Hola. Now that even Senator Dianne Feinstein, who has overview of the National Security Agency‘s activities, wants a review, you have to wonder why the NSA was listening in on 60.5 million phone calls in Spain between December 10, 2012 and January 8, 2013.
What could they possibly learned from all those paella recipes?
What was so significant about all that morning gossip exchanged by stay-at-home housewives? Those must’ve been protracted sessions, considering Spanish mornings, la mañana, can stretch until about 2 pm, according to Valerie Collins and Theresa O’Shea’s tongue-in-cheek tips on that fascinating, occasionally infuriating country. (Ms Collins and O’Shea should know. They wrote ‘In the Garlic’, which is supposed to be “a quirky A-Z guide about Spain”.)
Jokes apart, the flood of information about NSA surveillance of American allies surprising. Surely there should be more about activities related to China, Russia, Iran and the other usual suspects?
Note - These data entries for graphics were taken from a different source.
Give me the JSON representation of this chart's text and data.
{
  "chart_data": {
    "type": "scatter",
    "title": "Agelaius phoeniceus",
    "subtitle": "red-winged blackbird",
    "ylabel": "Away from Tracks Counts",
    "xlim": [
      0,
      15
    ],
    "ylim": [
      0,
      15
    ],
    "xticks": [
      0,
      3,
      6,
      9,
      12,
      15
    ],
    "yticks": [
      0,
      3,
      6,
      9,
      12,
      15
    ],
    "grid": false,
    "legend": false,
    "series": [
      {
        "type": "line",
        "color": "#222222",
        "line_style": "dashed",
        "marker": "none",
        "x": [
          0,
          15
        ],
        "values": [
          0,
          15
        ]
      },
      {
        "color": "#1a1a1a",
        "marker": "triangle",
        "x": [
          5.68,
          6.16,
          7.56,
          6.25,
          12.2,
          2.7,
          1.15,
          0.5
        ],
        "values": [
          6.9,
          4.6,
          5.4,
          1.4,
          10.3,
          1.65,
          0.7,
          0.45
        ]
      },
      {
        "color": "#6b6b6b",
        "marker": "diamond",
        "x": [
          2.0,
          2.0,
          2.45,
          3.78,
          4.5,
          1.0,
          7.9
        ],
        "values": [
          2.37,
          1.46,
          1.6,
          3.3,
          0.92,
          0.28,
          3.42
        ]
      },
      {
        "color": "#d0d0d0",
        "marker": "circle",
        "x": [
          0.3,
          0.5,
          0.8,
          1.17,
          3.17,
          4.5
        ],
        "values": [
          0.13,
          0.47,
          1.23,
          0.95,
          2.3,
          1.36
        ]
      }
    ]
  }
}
Instead it’s all about friendships betrayed. Could this be the invidious reason that this material is being dribbled out? To annoy America’s friends, forcing them to open up national debates about the nature of the relationship? If so, it’s a clever strategy that leaves the US looking more alienated. As previously discussed, political scientists Henry Farrell and Martha Finnemore believe America’s biggest foreign policy problem right now can be boiled down to four words: The end of hypocrisy. In an eponymous essay for Foreign Affairs, they argued that the world is no longer so willing to cut the US a lot of slack and allow it openly to be hypocritical. Hard times.
But then again, the Kiwis are engaged in rebuilding long-fractured relations with the US, which might be all to the good until possible new revelations about NSA activity in New Zealand?